Et pourquoi c’est seulement après les élections législatives et présidentielles que ce livre est publié ? Et pourquoi surtout sa sortie n’a été effectuée qu’à quelques jours de la mise en place du nouveau gouvernement ? A-t-il remué des plaies longtemps oubliées et qui semblaient être guéries, pardonné ou oublié ?

Dans son nouvel ouvrage intitulé : la détention arbitraire d’Alpha Condé, l’ancien ministre K² mentionne dans forme claire l’actuel premier ministre, Ibrahima Kassory Fofana et de Dr Sékou Koureissy Condé, à l’époque ministre de la Sécurité comme responsable de l’arrestation arbitraire de l’actuel locataire de sekoutoureyah.

D’après lui (l’auteur du livre), à la page 16-17 et 18 « le Président Conté avait longtemps décidé de l’arrestation du Professeur Condé, mais Alseny René Gomez n’a jamais voulu le faire directement », peut-on lire à la page 16 de l’œuvre. Et de poursuivre :

 

« A la nomination de Sékou Koureissy Condé comme ministre de la sécurité, celui-ci a décidé de s’acquitter de la tâche à laquelle le président Conté était fortement attaché. Ainsi, Le ministre Ibrahima Kassory Fofana, qui se considérait comme le dauphin, a convaincu Conté que Sékou Koureissy Condé s’engageait à le faire. Dès la nomination de ce dernier, une vaste campagne de désinformation fut minutieusement orchestrée »

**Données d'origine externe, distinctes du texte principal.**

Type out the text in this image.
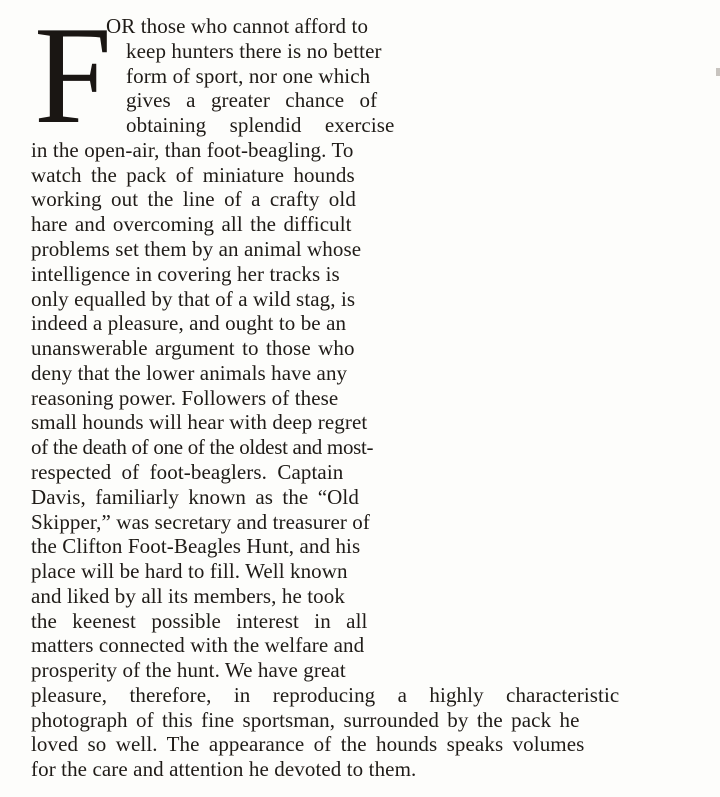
F
OR those who cannot afford to
keep hunters there is no better
form of sport, nor one which
gives a greater chance of
obtaining splendid exercise
in the open-air, than foot-beagling. To
watch the pack of miniature hounds
working out the line of a crafty old
hare and overcoming all the difficult
problems set them by an animal whose
intelligence in covering her tracks is
only equalled by that of a wild stag, is
indeed a pleasure, and ought to be an
unanswerable argument to those who
deny that the lower animals have any
reasoning power. Followers of these
small hounds will hear with deep regret
of the death of one of the oldest and most-
respected of foot-beaglers. Captain
Davis, familiarly known as the “Old
Skipper,” was secretary and treasurer of
the Clifton Foot-Beagles Hunt, and his
place will be hard to fill. Well known
and liked by all its members, he took
the keenest possible interest in all
matters connected with the welfare and
prosperity of the hunt. We have great
pleasure, therefore, in reproducing a highly characteristic
photograph of this fine sportsman, surrounded by the pack he
loved so well. The appearance of the hounds speaks volumes
for the care and attention he devoted to them.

Avant de poursuivre à la page 18 en ceci :
« A sa prise de fonctions, Koureissy Condé a affirmé qu’il était capable d’arrêter le Professeur Condé. Il a ajouté que ce qu’Alseny René Gomez n’a pas pu faire, lui il pouvait le faire… Il se rendit à Kouroussa (le 14 décembre 1998) pour y annoncer que le Professeur Condé serait arrêté. Il en fut de même à la veille de son voyage à Boké, au point que beaucoup de ses compagnons demandèrent l’annulation de cette étape ; ce qu’il refusa bien sûr », rapporte t’il à la page 23.

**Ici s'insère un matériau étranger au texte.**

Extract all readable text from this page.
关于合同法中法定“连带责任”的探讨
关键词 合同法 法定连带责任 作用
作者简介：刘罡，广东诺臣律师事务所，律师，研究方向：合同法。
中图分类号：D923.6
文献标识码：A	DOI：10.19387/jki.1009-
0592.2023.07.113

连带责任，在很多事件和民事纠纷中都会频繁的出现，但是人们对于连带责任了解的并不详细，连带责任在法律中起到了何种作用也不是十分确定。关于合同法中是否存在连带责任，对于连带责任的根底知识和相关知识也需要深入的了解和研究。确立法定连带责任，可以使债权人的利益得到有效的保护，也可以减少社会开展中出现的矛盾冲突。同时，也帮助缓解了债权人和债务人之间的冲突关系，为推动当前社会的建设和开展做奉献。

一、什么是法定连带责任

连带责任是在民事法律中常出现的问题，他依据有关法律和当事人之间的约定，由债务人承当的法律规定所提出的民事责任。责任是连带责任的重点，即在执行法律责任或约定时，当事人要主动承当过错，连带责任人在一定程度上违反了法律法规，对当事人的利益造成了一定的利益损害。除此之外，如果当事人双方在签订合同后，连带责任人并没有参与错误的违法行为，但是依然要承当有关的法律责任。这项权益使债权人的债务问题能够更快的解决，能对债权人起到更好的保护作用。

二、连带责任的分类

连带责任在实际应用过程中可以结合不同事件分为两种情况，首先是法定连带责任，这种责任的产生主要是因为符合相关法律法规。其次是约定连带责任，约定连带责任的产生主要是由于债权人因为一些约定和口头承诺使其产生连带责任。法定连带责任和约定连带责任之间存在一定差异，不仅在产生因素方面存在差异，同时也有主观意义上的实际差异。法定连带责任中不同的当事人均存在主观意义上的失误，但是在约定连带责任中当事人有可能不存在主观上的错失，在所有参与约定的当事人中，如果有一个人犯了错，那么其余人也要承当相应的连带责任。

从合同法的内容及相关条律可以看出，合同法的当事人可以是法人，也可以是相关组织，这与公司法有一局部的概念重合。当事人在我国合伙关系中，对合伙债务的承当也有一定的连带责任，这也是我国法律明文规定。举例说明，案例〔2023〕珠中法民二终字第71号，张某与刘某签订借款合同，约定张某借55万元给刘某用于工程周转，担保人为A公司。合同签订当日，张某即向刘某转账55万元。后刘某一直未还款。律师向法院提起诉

Des révélations non des moindres. À l’école croire, « Le ministre de la Sécurité Sékou Koureissy Condé et son mentor Ibrahima Kassory Fofana étaient les plus acharnés…Kassory Fofana avait fait une OPA (offre publique d’achat) sur l’État et l’Administration. Il avait tissé une véritable toile d’araignée sur l’appareil d’État. Pour lui, le Professeur Condé restait le seul obstacle à ses ambitions ». 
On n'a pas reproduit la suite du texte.